Our theatre in Victoria held 50. Because the venue was so petite, the Fringe gave us eight performances instead of the usual six. And we never *quite* sold out, believe it or not. We were perpetually exhausted.
Friends saw the show – and friends of friends like Josh, who works as a street canvasser for a few organizations, including Greenpeace. He stopped being a stranger to me immediately following the first performance, when he kissed me – on the lips – hard – because parts of the show spoke to/for him and his kind. He came again, refusing my usual offer of a free ticket for repeat viewers, brought all his colleagues, and even bought me a beer afterward.
Andy came to see the show when he returned from the Juan de Fuca trail, and we talked all about it over beers at Swan’s. Performer friends came to see the show, some of them came again, keen it would seem to compare it with the former version. When I think back on Victoria it felt like a wrap-up festival... which is wasn’t quite.
Ali and I got into a groove, the show found a rhythm, albeit one that was often just over the slotted hour (our tech and house manager were patient), my days off were spent clambering on beaches, and my two biggest memories of Victoria are eating far too much good, expensive, vegan food from Green Cuisine and Rebar – and the seagulls. The big, big west coast seagulls whose calls, it turns out, sound more melodious to me than those of our eastern gulls.
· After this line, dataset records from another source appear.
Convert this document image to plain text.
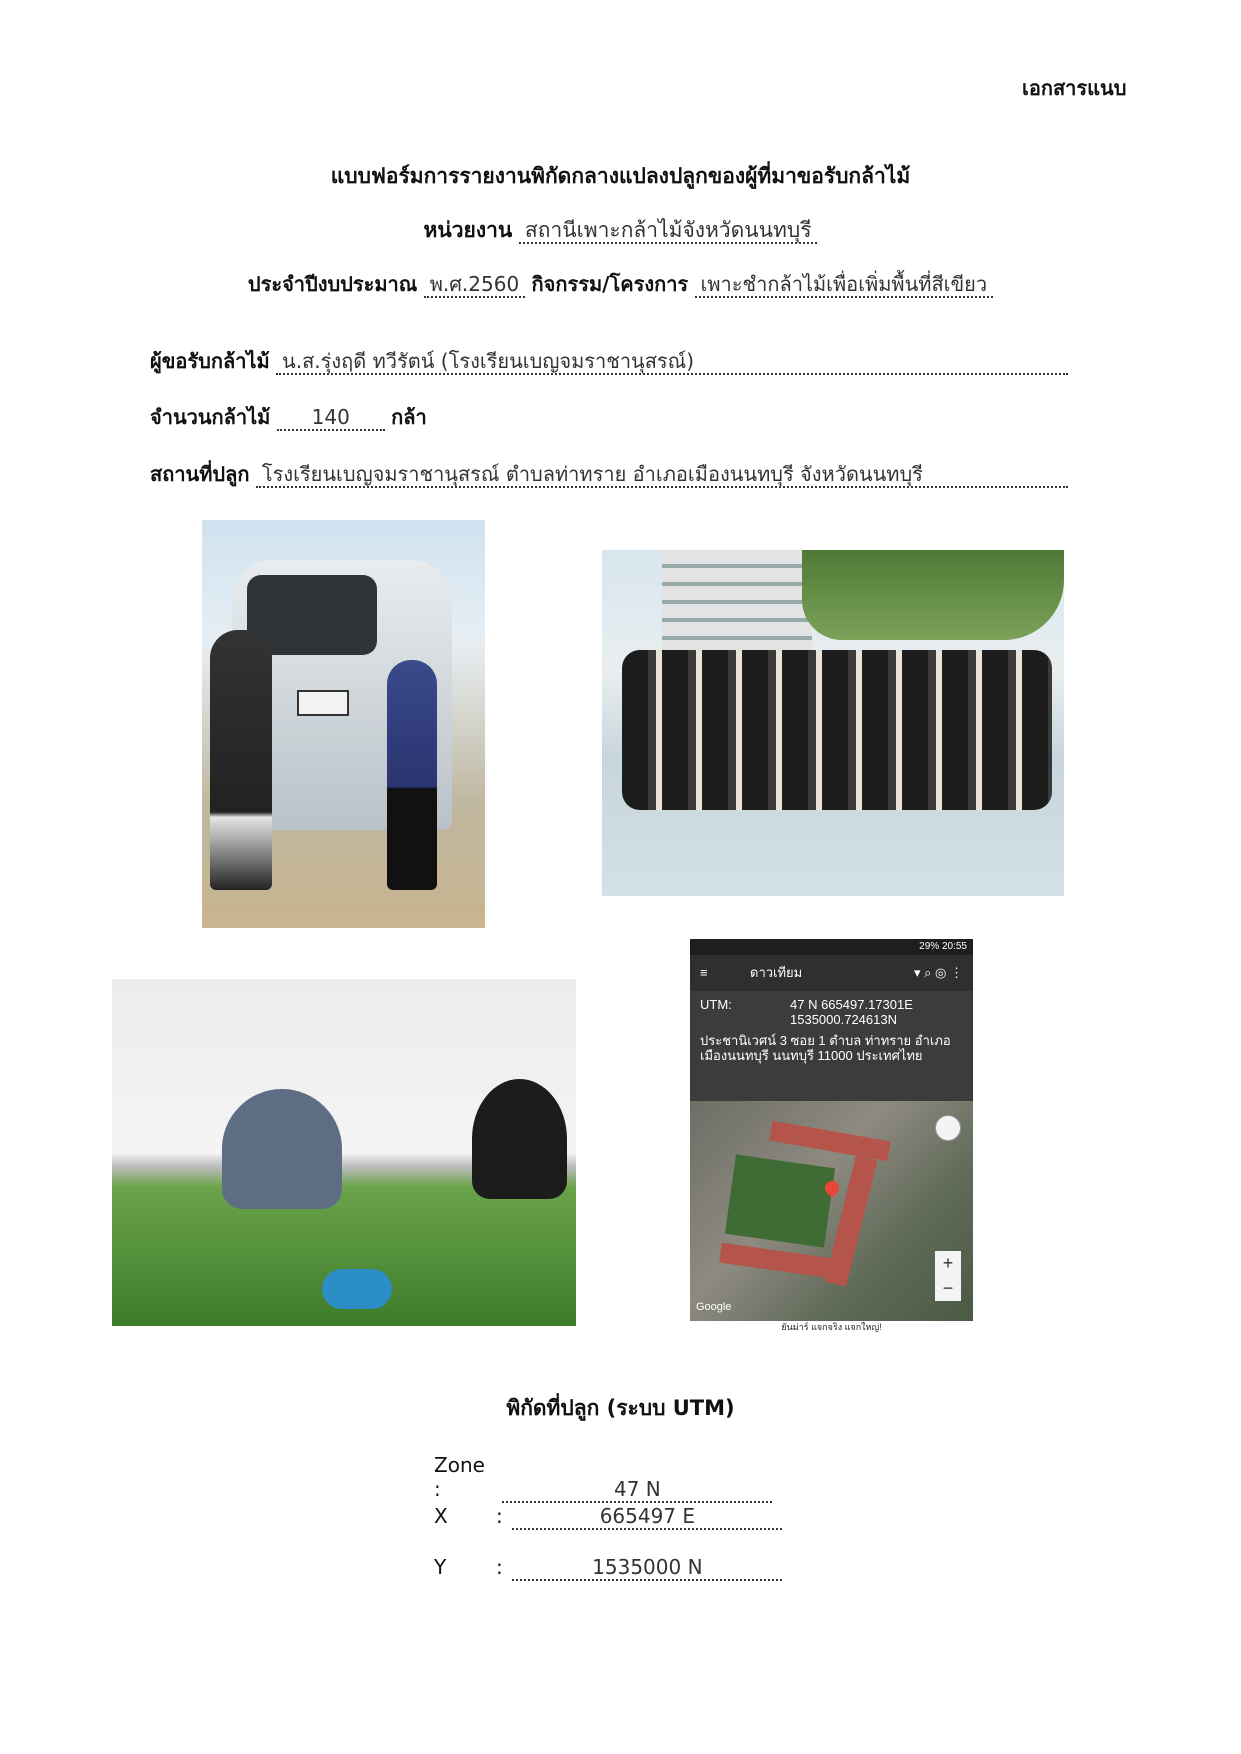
เอกสารแนบ
แบบฟอร์มการรายงานพิกัดกลางแปลงปลูกของผู้ที่มาขอรับกล้าไม้
หน่วยงาน สถานีเพาะกล้าไม้จังหวัดนนทบุรี
ประจำปีงบประมาณ พ.ศ.2560 กิจกรรม/โครงการ เพาะชำกล้าไม้เพื่อเพิ่มพื้นที่สีเขียว
ผู้ขอรับกล้าไม้ น.ส.รุ่งฤดี ทวีรัตน์ (โรงเรียนเบญจมราชานุสรณ์)
จำนวนกล้าไม้ 140 กล้า
สถานที่ปลูก โรงเรียนเบญจมราชานุสรณ์ ตำบลท่าทราย อำเภอเมืองนนทบุรี จังหวัดนนทบุรี
29% 20:55
≡	ดาวเทียม	▾ ⌕ ◎ ⋮
UTM:	47 N 665497.17301E
1535000.724613N
ประชานิเวศน์ 3 ซอย 1 ตำบล ท่าทราย อำเภอเมืองนนทบุรี นนทบุรี 11000 ประเทศไทย
+
−
Google
ยันม่าร์ แจกจริง แจกใหญ่!
พิกัดที่ปลูก (ระบบ UTM)
Zone :	47 N
X :	665497 E
Y :	1535000 N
I think downtown Victoria must be a breeding ground, because the calls are continuous, relentless, 24/7, and I love ‘em. I miss them! The only other person who seems to feel like I do is Elison Zasko, who was touring the show “The Sputniks”. When we ate together, she insisted on sitting out on patios, “with the seagulls”. I complied – others complained.
Look, you know what – this entry is getting really long. How are you going to find what you need when you need it, when you’re compiling that, annotated blog –ography. Or something? Plus, I’m tired. So I think I’ll just post this up there and return to my memories as soon as I can – which may be a few days.
First I may need to re-establish my hierarchy among the smaller breed of ring-billed gulls.